Yes. My biggest fear with the momentum behind personalized and adaptive approaches to instruction is that learners are isolated from one another, no longer connected enough to provide the moral, social, and academic support to one another. If we give up collaboration on the road to personalization, have we actually moved the ball forward? Two steps forward and one step back. Or worse, perhaps one step forward and two steps back. The good news here, as Peter suggests, is that the two are not mutually exclusive. We can design scalable learning experiences that incorporate both personalization and collaboration. We just need to be thoughtful (clever?) and approach it as a design challenge. After being involved in designing three collaborative+personalized learning activities over the past few years at Grockit, I’m finally starting to understand it. Peter alludes to it above: It’s all about the timing.

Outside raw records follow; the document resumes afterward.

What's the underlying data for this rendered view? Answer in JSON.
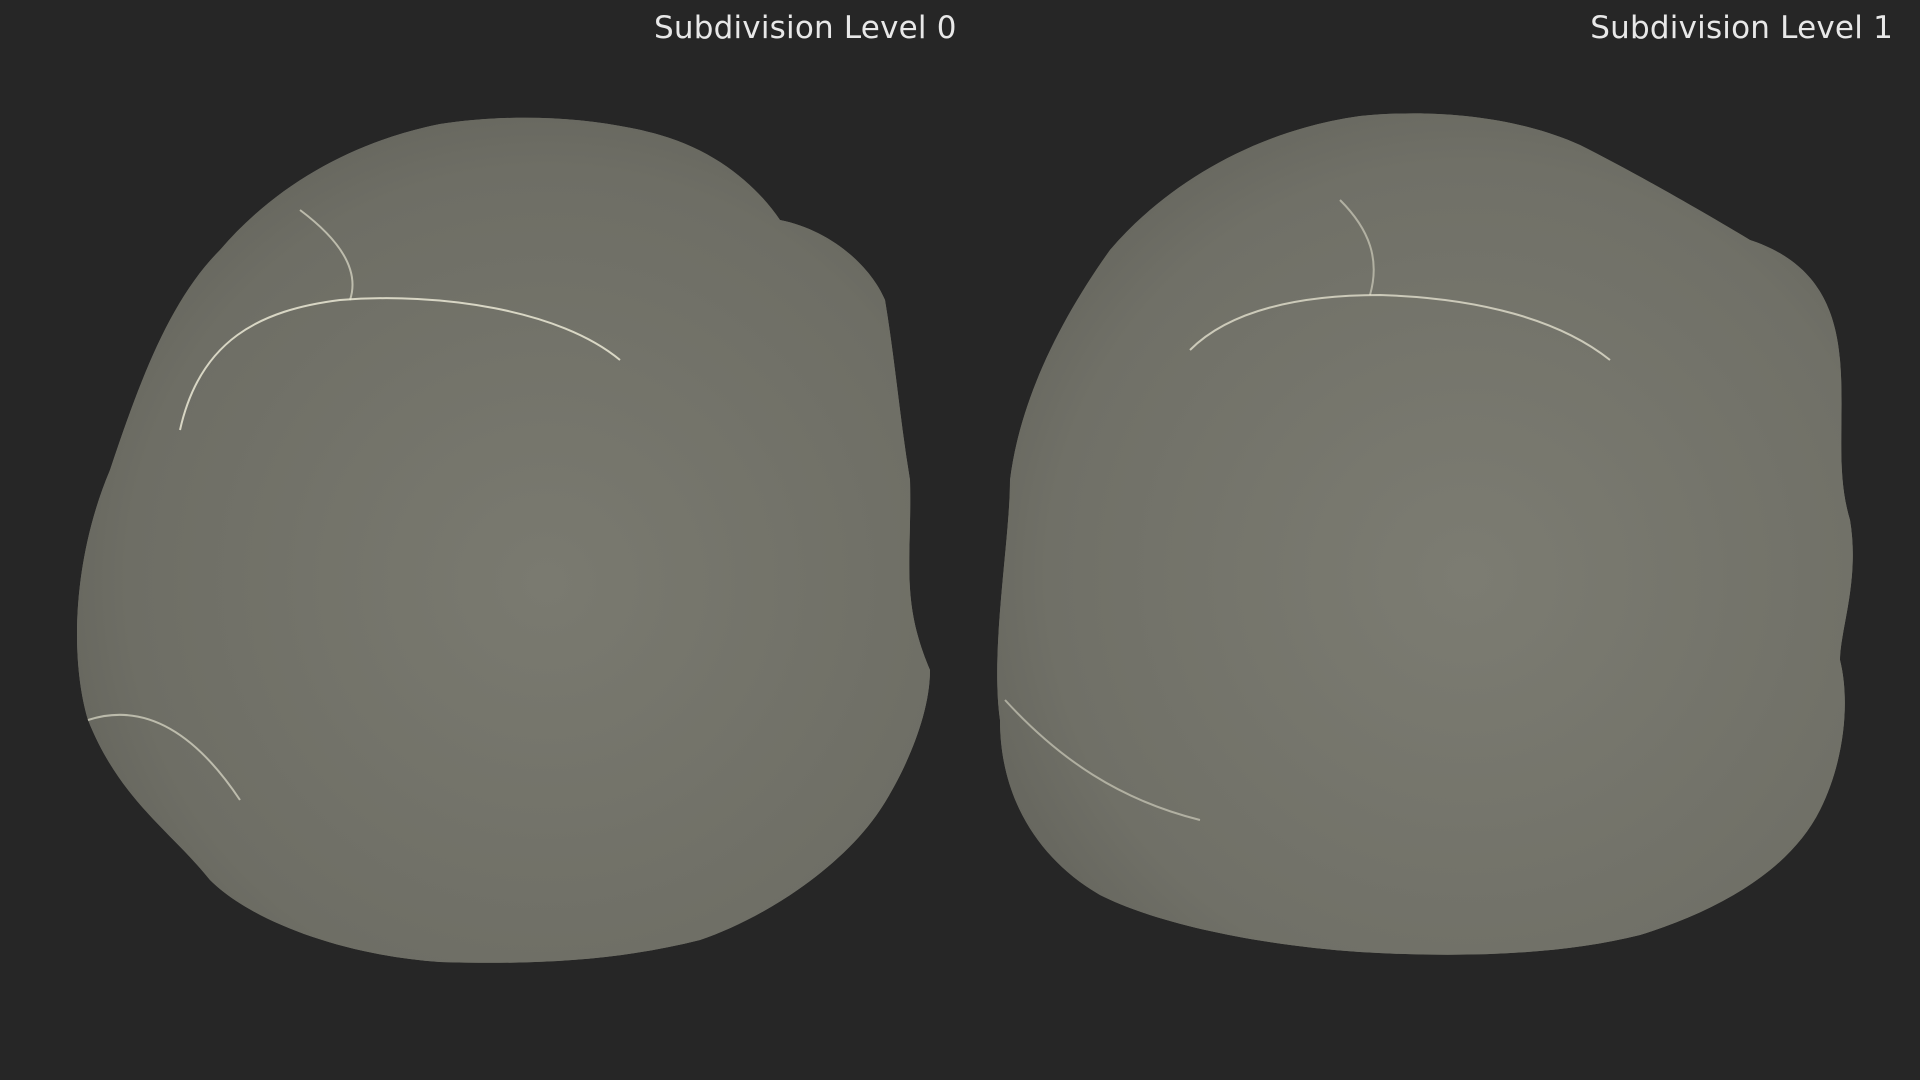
{
  "labels": {
    "level0": "Subdivision Level 0",
    "level1": "Subdivision Level 1"
  },
  "colors": {
    "background": "#262626",
    "mesh_fill": "#74746a",
    "wire": "#f2f0dc",
    "label_text": "#e8e8e8"
  }
}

Let’s start by assuming that you’ve created a learning environment (online or offline) that can adequately support both synchronous and asynchronous forms of interaction among learners. We can then ask: For a particular activity, what would be the benefits and drawback in structuring it around synchronous vs. asynchronous interactions? What mode of interaction synchronicity makes the most sense? Recognizing practical logistical constraints answered this question 80% of the time. We know that different people read at different speeds, for instance, and so a synchronous activity would leave some people waiting for others to finish. The larger the potential discrepancy in time required by different students, the more logical it is to shift to an asynchronous design. But while individuals may differ in the speed that they read, a group discussion still progresses at the shared pace of conversation. This is why the notion of a “flipped classroom” seems logistically reasonable: It’s essentially a model offering instruction at the pace of comprehension — which varies from student to student — and application at the pace of discussion — in-class group problem-solving and Q&A activities.

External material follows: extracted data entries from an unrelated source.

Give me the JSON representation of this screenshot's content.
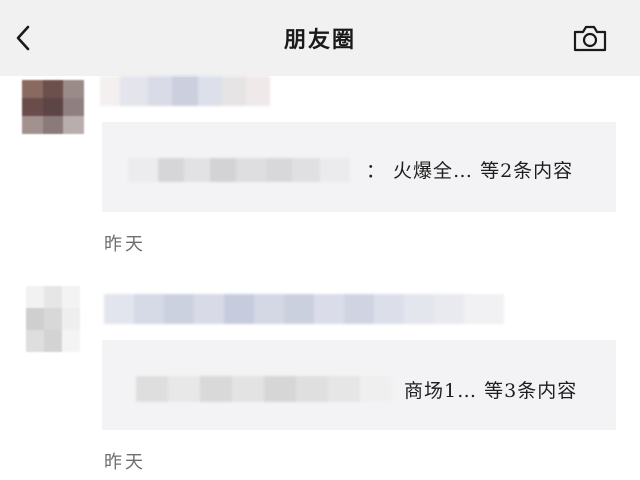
{
  "header": {
    "title": "朋友圈",
    "back_icon": "chevron-left-icon",
    "camera_icon": "camera-icon"
  },
  "posts": [
    {
      "share_text": "：  火爆全… 等2条内容",
      "time": "昨天"
    },
    {
      "share_text": "商场1… 等3条内容",
      "time": "昨天"
    }
  ]
}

At a high level, bridging the personalization-collaboration divide is also a matter of timing. Personalization generally implies a self-paced progression through a sequence, decoupling the student’s own timeline from that of other their peers. Collaboration generally implies tightly-coupled timelines, where synchronized progression enables rich real-time interactions. To be able to draw on both of these simultaneously requires some creative thinking. We’ve explored three solutions so far: (1) structuring asynchronous interactions in a way that simulates or approximates the just-in-time nature of synchronous feedback (a la Grockit Answers), (2) supporting self-paced personalized learning to take place in a common space, allowing for easy access to others who have previously mastered a topic to jump in to help when needed (a la Grockit’s GRE “study hall”), and (3) simply by providing learner control over when they study alone and when they learn with others. These three are just a start. In what other ways can creative activity design bring together the best of collaboration and personalization in learning?